Is the drug used for final oocyte maturation a factor in determining the prevalence of empty follicle syndrome (EFS)? The drug used for final oocyte maturation is not a factor in determining the prevalence of EFS among women unaffected by infertility. Despite satisfactory follicular stimulation and adequate follicular development, cases of EFS, i.e. failure to recover any cumulus oocyte complex, have been reported both with hCG and GnRH agonist triggering. No standard management protocol has been proposed so far. Retrospective analysis of oocyte donation cycles performed between August 2006 and April 2013 in a large private fertility centre. The analysis included 12 483 oocyte donation cycles of which 74 were EFS cycles. All cycles were triggered with either hCG or GnRH agonists. There were no differences in the gonadotropic stimulation, pituitary suppression and triggering drug between cycles where oocytes were recovered successfully and EFS cycles. The total prevalence of EFS was 0.59%. Given the rarity of the syndrome, caution is advised when interpreting the analysis. The main limitation of this study is its retrospective nature.
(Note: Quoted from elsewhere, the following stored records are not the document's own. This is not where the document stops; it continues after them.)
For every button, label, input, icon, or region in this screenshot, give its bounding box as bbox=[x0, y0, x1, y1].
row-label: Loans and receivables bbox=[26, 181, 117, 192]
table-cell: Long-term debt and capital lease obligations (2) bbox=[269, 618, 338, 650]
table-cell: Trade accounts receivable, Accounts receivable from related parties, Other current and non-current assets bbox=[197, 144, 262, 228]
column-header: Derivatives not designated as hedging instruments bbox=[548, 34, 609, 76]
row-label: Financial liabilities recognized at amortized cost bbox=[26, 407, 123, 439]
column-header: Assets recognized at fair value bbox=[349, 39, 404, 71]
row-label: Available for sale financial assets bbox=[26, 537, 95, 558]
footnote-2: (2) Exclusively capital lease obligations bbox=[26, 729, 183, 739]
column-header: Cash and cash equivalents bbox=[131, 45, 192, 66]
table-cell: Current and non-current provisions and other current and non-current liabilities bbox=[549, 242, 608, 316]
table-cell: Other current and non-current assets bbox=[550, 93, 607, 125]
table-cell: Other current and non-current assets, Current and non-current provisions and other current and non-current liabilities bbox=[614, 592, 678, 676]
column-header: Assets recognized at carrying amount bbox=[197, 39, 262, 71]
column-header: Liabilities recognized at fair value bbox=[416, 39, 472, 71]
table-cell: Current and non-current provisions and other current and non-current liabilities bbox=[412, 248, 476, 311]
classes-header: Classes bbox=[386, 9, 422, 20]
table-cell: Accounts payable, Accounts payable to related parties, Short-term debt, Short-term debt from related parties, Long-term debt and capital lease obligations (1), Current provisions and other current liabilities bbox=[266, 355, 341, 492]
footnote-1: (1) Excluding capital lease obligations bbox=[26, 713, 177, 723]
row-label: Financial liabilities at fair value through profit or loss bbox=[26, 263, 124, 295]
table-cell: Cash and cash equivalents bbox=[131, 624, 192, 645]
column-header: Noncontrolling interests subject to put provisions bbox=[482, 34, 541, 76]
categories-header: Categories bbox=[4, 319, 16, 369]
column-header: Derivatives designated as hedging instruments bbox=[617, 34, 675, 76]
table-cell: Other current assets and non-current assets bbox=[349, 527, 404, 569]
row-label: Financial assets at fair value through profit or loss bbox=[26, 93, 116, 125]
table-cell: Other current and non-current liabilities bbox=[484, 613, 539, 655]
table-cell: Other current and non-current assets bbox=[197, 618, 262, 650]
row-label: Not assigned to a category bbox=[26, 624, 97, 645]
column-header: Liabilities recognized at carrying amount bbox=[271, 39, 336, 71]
Although this is the largest analysis of EFS in donors reported so far, its statistical power is limited because the syndrome has a low incidence. In some cycles of EFS from 2006 to 2007 there is a lack of hormone data. Our findings may be generalized to oocyte donors and IVF patients younger than 35 years old, with cycles undergoing final maturation triggering with either hCG or GnRH agonists. The generalization cannot be extended to patients with an ovarian factor as the cause of their reproductive pathology. The theoretical aetiology of a temporary hypothalamic-pituitary hyposensitivity can explain the cycles where a rescue protocol with hCG has been successful. This work was supported in part by funding from Fundaciò EUGIN. The authors have no conflicts to declare. NA.